By Orla Bannon
Malachy O'Rourke says the playing rules experiment is a step too far and hopes it ends after the pre-season competitions.
The Monaghan manager will see the changes in action for the first time tomorrow when his team host Antrim in a Bank of Ireland Dr McKenna Cup opener at Clones.
“I do think there can be some tweaks to make the game a better spectacle, because at times when a game is very defensive it can lead to the team in front slowing the game down.
“But these rules won't solve those problems. I think they have gone too far.
“I don't like the fist-pass rule. In the attacking half of the field when faced with a defensive set-up you're able to use intricate fist passes to penetrate that, whereas now heading towards a packed defence you're going to end up kicking it away or kicking it back.
“The sideline kick, I don't understand it either.
“If it has to go forward the defensive team can put a lot of numbers there. You're not going to have as many attackers there because if you lose it, you're going to be wide open at the back, so again it suits a defensive team.”
O'Rourke says it's unfair on players and coaches to train for one set of rules in the McKenna Cup and the league and another for the championship.
“If they're not changed back you spend the whole national league using them in training and spending a lot of time trying to get used to them to win national league matches – then the league is over and you switch completely to the old rules for the championship?

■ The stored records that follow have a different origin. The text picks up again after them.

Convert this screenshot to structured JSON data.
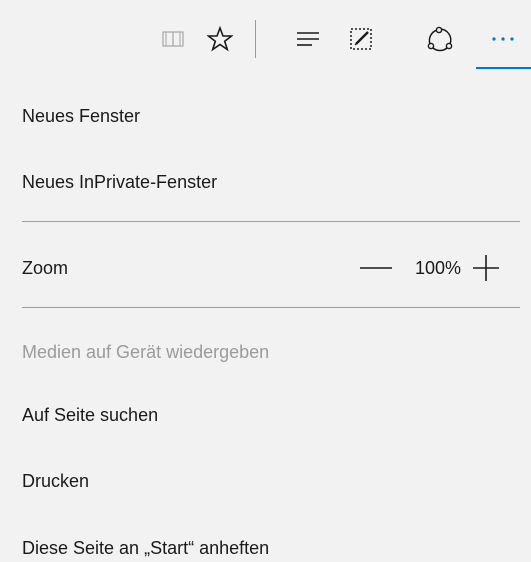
{
  "toolbar": {
    "icons": [
      "reading-view-icon",
      "favorite-star-icon",
      "hub-icon",
      "web-note-icon",
      "share-icon",
      "more-icon"
    ],
    "accent_color": "#0078d7"
  },
  "menu": {
    "new_window": "Neues Fenster",
    "new_inprivate": "Neues InPrivate-Fenster",
    "zoom_label": "Zoom",
    "zoom_value": "100%",
    "cast_media": "Medien auf Gerät wiedergeben",
    "find_on_page": "Auf Seite suchen",
    "print": "Drucken",
    "pin_to_start": "Diese Seite an „Start“ anheften"
  }
}
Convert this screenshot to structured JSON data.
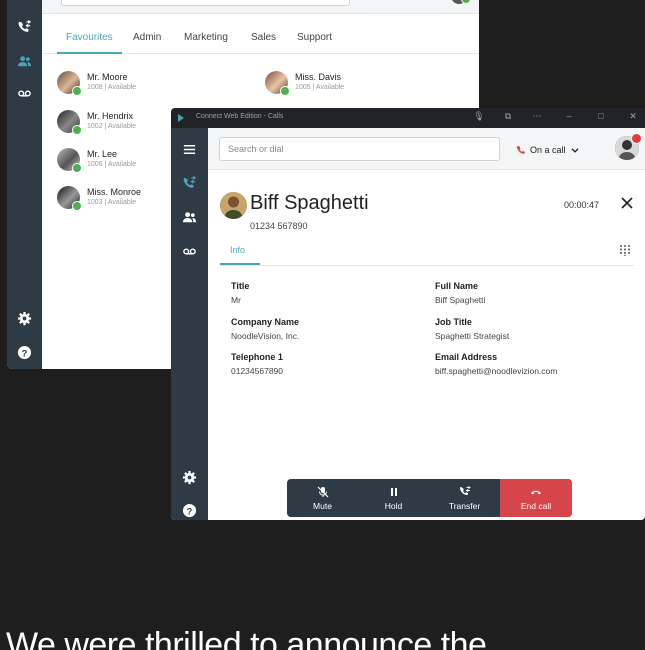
{
  "back_window": {
    "tabs": [
      "Favourites",
      "Admin",
      "Marketing",
      "Sales",
      "Support"
    ],
    "contacts": [
      {
        "name": "Mr. Moore",
        "status": "1008 | Available"
      },
      {
        "name": "Miss. Davis",
        "status": "1005 | Available"
      },
      {
        "name": "Mr. Hendrix",
        "status": "1002 | Available"
      },
      {
        "name": "Mr. Lee",
        "status": "1006 | Available"
      },
      {
        "name": "Miss. Monroe",
        "status": "1003 | Available"
      }
    ],
    "rail_icons": [
      "phone-swap-icon",
      "contacts-icon",
      "voicemail-icon",
      "gear-icon",
      "help-icon"
    ]
  },
  "front_window": {
    "title": "Connect Web Edition - Calls",
    "search_placeholder": "Search or dial",
    "call_status": "On a call",
    "caller": {
      "name": "Biff Spaghetti",
      "number": "01234 567890"
    },
    "timer": "00:00:47",
    "tab": "Info",
    "fields": {
      "title": {
        "label": "Title",
        "value": "Mr"
      },
      "full_name": {
        "label": "Full Name",
        "value": "Biff Spaghetti"
      },
      "company": {
        "label": "Company Name",
        "value": "NoodleVision, Inc."
      },
      "job_title": {
        "label": "Job Title",
        "value": "Spaghetti Strategist"
      },
      "telephone": {
        "label": "Telephone 1",
        "value": "01234567890"
      },
      "email": {
        "label": "Email Address",
        "value": "biff.spaghetti@noodlevizion.com"
      }
    },
    "call_bar": {
      "mute": "Mute",
      "hold": "Hold",
      "transfer": "Transfer",
      "end": "End call"
    }
  },
  "colors": {
    "accent": "#4ba3b8",
    "rail": "#2e3a44",
    "end_call": "#d64549",
    "available": "#4caf50",
    "busy": "#e53935"
  },
  "headline": "We were thrilled to announce the"
}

“I don't think that's fair. It's not fair on the players and the people that's coaching teams.
“At the very most should come out of it is a couple of new rules, a couple of tweaks that wouldn't make that much difference to what we're doing in training.”
O'Rourke begins his seventh season in charge tomorrow.
A two-time Ulster SFC champion with the county in 2013 and 2015, who contested a first All-Ireland semi-final appearance in 30 years this summer, he says the Monaghan players are “driven competitors”.
He also believes they are one of the most committed squads in the country.
“I suppose the big thing first of all is, and you're always conscious of it, is you have to see have you got the hunger and the desire to do the job justice,” O'Rourke said.
“You have to make sure you're there for the right reasons and you've the hunger to drive the thing on and make the set-up good for the boys.
“After that, it's important that the players feel it's the right thing for them and they were very keen that we would stay on and that obviously had a big bearing on it as well.
“Once we got a bit of a breather after the All-Ireland semi-final, to be honest with you it didn't take me long to make my mind up because I know the group is very driven.
“I know how hard they work and what a committed group they are. The backroom team was the same, they were keen to stay on as well so after that it was probably an easy decision.”